As the EU is making new laws on Artificial Intelligence, there is a risk that a new law could legalise biometric mass surveillance.
On one hand, the Commission acknowledges that biometric mass surveillance practices have a seriously intrusive impact on people’s rights and freedoms, as well as the fact that the use of these technologies may “affect the private life of a large part of the population and evoke a feeling of constant surveillance (…)”
However, on the other hand, the law proposal contradicts itself by permitting certain forms of biometric mass surveillance that it has already acknowledged are incompatible with our fundamental rights and freedoms in the EU.

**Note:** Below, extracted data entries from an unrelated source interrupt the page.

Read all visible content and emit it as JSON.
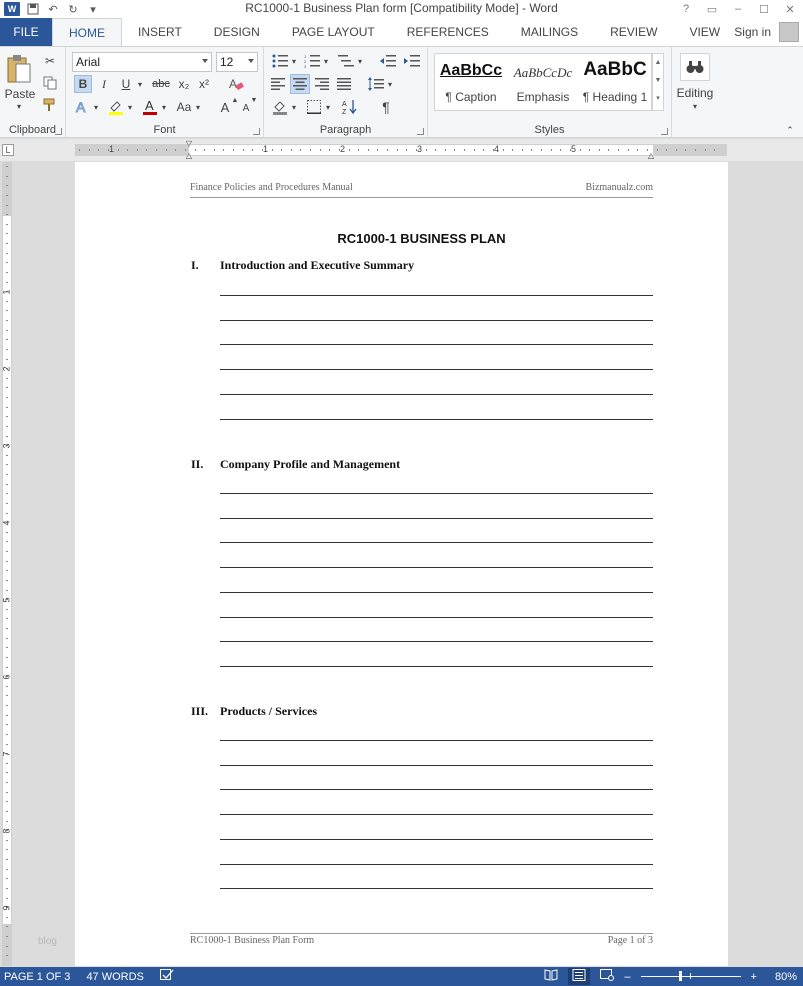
{
  "window": {
    "title": "RC1000-1 Business Plan form [Compatibility Mode] - Word",
    "controls": [
      "?",
      "▭",
      "–",
      "☐",
      "✕"
    ]
  },
  "ribbon_tabs": {
    "file": "FILE",
    "tabs": [
      "HOME",
      "INSERT",
      "DESIGN",
      "PAGE LAYOUT",
      "REFERENCES",
      "MAILINGS",
      "REVIEW",
      "VIEW"
    ],
    "active": "HOME",
    "sign_in": "Sign in"
  },
  "ribbon": {
    "clipboard": {
      "label": "Clipboard",
      "paste_label": "Paste"
    },
    "font": {
      "label": "Font",
      "font_name": "Arial",
      "font_size": "12",
      "bold": "B",
      "italic": "I",
      "underline": "U",
      "strike": "abc",
      "subscript": "x₂",
      "superscript": "x²",
      "grow": "A",
      "shrink": "A",
      "change_case": "Aa",
      "font_color": "A"
    },
    "paragraph": {
      "label": "Paragraph",
      "pilcrow": "¶"
    },
    "styles": {
      "label": "Styles",
      "items": [
        {
          "sample": "AaBbCc",
          "name": "¶ Caption"
        },
        {
          "sample": "AaBbCcDc",
          "name": "Emphasis"
        },
        {
          "sample": "AaBbC",
          "name": "¶ Heading 1"
        }
      ]
    },
    "editing": {
      "label": "Editing"
    }
  },
  "ruler": {
    "h_numbers": [
      "1",
      "1",
      "2",
      "3",
      "4",
      "5"
    ],
    "v_numbers": [
      "1",
      "2",
      "3",
      "4",
      "5",
      "6",
      "7",
      "8",
      "9"
    ]
  },
  "document": {
    "header_left": "Finance Policies and Procedures Manual",
    "header_right": "Bizmanualz.com",
    "title": "RC1000-1 BUSINESS PLAN",
    "sections": [
      {
        "num": "I.",
        "title": "Introduction and Executive Summary",
        "lines": 6
      },
      {
        "num": "II.",
        "title": "Company Profile and Management",
        "lines": 8
      },
      {
        "num": "III.",
        "title": "Products / Services",
        "lines": 7
      }
    ],
    "footer_left": "RC1000-1 Business Plan Form",
    "footer_right": "Page 1 of 3"
  },
  "watermark": "blog",
  "status": {
    "page": "PAGE 1 OF 3",
    "words": "47 WORDS",
    "zoom": "80%",
    "zoom_minus": "–",
    "zoom_plus": "+"
  },
  "colors": {
    "accent": "#2b579a",
    "font_color_bar": "#c00000",
    "highlight_bar": "#ffff00"
  }
}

Specifically, one must look at the proposed prohibition of “real-time remote biometric identification” for law enforcement purposes. Beyond vague wording that leaves a lot of room for interpretation, some of the biggest issues in the proposal’s approach are that the prohibition fails to address equally invasive and dangerous uses by other government authorities as well as by private companies. Moreover, the prohibition on law enforcement uses has many exceptions which are defined too broadly and could leave room for continued biometric mass surveillance of the public space by law enforcement authorities. Finally, only “real-time” identification for law enforcement purposes is prohibited. This means it could be possible to identify people after the data has been collected (“post” / after the event) – making notorious Clearview AI databases completely ok to be used by the police.
Negotiations for this law are expected to last at least another year. A tough journey lies ahead and we need everyone to succeed in banning biometric mass surveillance across the EU. Join the fight today, while change is still possible, and you will have a real impact on the future of our societies.